We’ve also bound the DaggerViewModelFactory we’re implementing, so that we can inject the map we’ve constructed above into it with Dagger.

We could simply ask for a Map<Class<ViewModel>, ViewModel> in the Factory, but then we’d only get one concrete instance of ViewModel for each key (essentially, for each screen). If we opened the same screen multiple times, they’d have to have the same state because they’d receive the same ViewModel instances. This makes no sense (except for some rare cases).

Instead, we’ll ask for the Provider<ViewModel> type as the map’s values. A Provider is a class we can keep calling get() on, and each time it will manufacture new ViewModel instances, which will have all of its dependencies injected by Dagger appropriately.

This brings us to this implementation for our ViewModelProvider.Factory:

class DaggerViewModelFactory @Inject constructor(
        private val creators: Map<Class<ViewModel>, Provider<ViewModel>>
) : ViewModelProvider.Factory {

    override fun <T : ViewModel> create(modelClass: Class<T>): T {
        return creators[modelClass].get() as T
    }

}

Let’s review one more time:

  • It receives a Map in its constructor from Dagger, which is backed by Dagger’s injection mechanism to create any ViewModel that’s been bound with its own Class as the key.
  • Whenever we invoke ViewModelProviders and pass this Factory to it, it’ll call the Factory with the concrete ViewModel Class we need to create.
  • This Factory will fetch the appropriate Provider from the Map it stores in its creators property, and create a new instance of the required type of ViewModel by calling the Provider’s get method. This ViewModel will receive its dependencies via constructor injection, because it’s instantiated by Dagger.

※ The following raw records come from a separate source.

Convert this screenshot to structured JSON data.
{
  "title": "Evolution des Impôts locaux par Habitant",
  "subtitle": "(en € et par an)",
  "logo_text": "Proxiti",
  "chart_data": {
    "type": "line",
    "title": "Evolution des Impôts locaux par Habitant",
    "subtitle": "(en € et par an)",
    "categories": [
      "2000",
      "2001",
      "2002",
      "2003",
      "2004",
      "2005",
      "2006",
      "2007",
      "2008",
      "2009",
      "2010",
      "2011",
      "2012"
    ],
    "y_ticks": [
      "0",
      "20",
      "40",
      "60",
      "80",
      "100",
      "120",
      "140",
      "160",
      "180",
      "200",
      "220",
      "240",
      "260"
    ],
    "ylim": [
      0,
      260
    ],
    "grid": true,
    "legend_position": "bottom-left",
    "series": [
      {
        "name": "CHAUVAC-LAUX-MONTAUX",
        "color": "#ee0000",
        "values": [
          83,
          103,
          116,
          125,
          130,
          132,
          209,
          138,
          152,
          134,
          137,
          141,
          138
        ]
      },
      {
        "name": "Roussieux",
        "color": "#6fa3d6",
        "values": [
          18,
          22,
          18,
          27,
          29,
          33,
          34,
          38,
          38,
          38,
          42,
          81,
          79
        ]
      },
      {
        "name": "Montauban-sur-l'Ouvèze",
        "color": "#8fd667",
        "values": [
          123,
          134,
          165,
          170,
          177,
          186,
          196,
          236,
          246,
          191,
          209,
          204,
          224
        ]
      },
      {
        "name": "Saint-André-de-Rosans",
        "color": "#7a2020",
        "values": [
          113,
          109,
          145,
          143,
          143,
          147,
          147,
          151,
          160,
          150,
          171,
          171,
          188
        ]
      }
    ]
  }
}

Here’s how these components are (roughly) connected:

The Dagger powered ViewModel factory

The code for DaggerViewModelFactory here is sample code that doesn’t even quite compile, but I hope it gets the idea across. There’s a couple more little things you need to take care of for this implementation to work in terms of generics, Kotlin-Java interop, and null handling. If you want to see the real, complete implementation, look at the DaggerViewModelFactory class of the framework.

Accessing the Factory

We still need to get hold of an instance of this Factory in our Fragments so that we can fetch ViewModels with its help. More specifically, this will be done by the getViewModelFromFactory helper function that the Fragment will call into to get a ViewModel.

First, the Factory is exposed by the app level Dagger component, RainbowCakeComponent:

interface RainbowCakeComponent {
    fun viewModelFactory(): ViewModelProvider.Factory
}

Then, in getViewModelFromFactory, we simply get a hold of the RainbowCakeApplication via the Fragment’s context, and grab the Factory from its component:

val viewModelFactory = (getContext()?.applicationContext as? RainbowCakeApplication)
            ?.injector
            ?.viewModelFactory()

We could now fetch our ViewModel in this method like this, and if it needs to be created, it will be created by Dagger somewhere in the Factory:

ViewModelProvider(this, viewModelFactory).get(VM::class.java)

The getViewModelFromFactory method performs essentially this same call, with some extra handling for shared ViewModel scopes.

References

For more about Dagger bindings and multibindings, see here and here, for example.

The ViewModelProvider.Factory implementation is originally from a Google sample project, specifically, from their GitHub Browser Sample app.